Deterministic topological order in scala graph

Question

I'm using scala-graph library to build directional graph and to retrieve its nodes in topological order. Since there can be many possibilities for a topological order of a graph, I need to have deterministic result for topological order for graphs that are equal and built in the same way.
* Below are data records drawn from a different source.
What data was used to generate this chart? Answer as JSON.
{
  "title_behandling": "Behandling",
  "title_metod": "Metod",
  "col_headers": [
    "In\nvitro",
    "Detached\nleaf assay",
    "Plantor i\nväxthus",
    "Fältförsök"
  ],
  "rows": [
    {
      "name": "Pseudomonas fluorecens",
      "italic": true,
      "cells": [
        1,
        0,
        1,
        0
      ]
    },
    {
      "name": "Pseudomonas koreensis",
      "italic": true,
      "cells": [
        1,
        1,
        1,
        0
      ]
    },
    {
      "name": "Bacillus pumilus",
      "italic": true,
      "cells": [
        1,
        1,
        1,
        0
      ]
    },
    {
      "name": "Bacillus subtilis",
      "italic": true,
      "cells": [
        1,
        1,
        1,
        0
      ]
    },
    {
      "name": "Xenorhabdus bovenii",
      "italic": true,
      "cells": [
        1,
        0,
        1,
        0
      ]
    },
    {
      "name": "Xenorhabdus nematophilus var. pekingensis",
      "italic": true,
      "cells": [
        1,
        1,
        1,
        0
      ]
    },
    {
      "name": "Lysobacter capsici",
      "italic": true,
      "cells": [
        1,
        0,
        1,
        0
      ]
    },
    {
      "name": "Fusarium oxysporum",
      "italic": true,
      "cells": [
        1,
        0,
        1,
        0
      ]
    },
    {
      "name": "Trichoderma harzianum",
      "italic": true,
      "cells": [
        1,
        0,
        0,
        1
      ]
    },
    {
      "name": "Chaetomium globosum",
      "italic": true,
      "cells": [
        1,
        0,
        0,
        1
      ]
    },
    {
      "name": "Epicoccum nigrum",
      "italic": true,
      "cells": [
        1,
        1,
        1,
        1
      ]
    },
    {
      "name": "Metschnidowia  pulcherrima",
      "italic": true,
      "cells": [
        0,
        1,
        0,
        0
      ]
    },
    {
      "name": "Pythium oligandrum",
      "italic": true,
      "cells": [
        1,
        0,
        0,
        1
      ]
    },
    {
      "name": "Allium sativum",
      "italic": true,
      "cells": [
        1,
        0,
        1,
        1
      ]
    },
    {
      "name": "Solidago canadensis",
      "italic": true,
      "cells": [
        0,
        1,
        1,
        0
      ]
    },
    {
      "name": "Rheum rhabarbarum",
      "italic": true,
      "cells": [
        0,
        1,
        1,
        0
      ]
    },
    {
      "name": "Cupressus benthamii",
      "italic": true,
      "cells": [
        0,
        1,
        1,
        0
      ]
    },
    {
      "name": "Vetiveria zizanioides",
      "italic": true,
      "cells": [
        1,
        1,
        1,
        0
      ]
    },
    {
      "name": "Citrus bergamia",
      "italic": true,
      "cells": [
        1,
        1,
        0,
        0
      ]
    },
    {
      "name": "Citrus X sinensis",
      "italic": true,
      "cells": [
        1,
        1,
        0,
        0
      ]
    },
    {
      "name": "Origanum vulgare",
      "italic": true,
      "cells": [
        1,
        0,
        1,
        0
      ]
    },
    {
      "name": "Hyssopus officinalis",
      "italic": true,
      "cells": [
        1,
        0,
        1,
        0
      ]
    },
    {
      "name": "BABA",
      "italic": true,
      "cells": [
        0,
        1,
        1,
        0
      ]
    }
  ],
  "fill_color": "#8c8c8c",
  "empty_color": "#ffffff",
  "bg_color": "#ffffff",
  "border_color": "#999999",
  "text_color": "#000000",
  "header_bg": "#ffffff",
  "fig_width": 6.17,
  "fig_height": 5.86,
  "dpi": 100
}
This small app highlights the problem

import scalax.collection.Graph
import scalax.collection.GraphEdge.DiEdge
import scalax.collection.GraphPredef._

object MainApp extends App {

  // Creates new graph for every call
  // val is not an option
  def graph: Graph[String, DiEdge] = Graph(
    "A" ~> "B",
    "A" ~> "C",
    "A" ~> "D",
    "B" ~> "E",
    "B" ~> "F",
    "C" ~> "G",
    "C" ~> "H",
    "D" ~> "F",
    "D" ~> "G"
  )

  val results = 1 to 20 map { _ =>
    graph.topologicalSort.mkString("")
  }

  println(results.tail.forall(_ == results.head))
}

This app prints false.

Is there a way to build deterministic topological sort of a graph using api of scala-graph library? Writing an algorithm from scratch of doing so would be my last option.

Answer 1

According to the implementation of the function on github, the nodes are gathered using a ComponentTraverser which is obtained with

def componentTraverser(parameters: Parameters = Parameters(), subgraphNodes: (NodeT) ⇒ Boolean = anyNode, subgraphEdges: (EdgeT) ⇒ Boolean = anyEdge, ordering: ElemOrdering = noOrdering): ComponentTraverser

Then the topologicalSort is called on it. You could force the topological sort to be deterministic by giving an ordering on the value of your nodes to get a ComponentTraverser and then call the sort function yourself. Solution not tested though.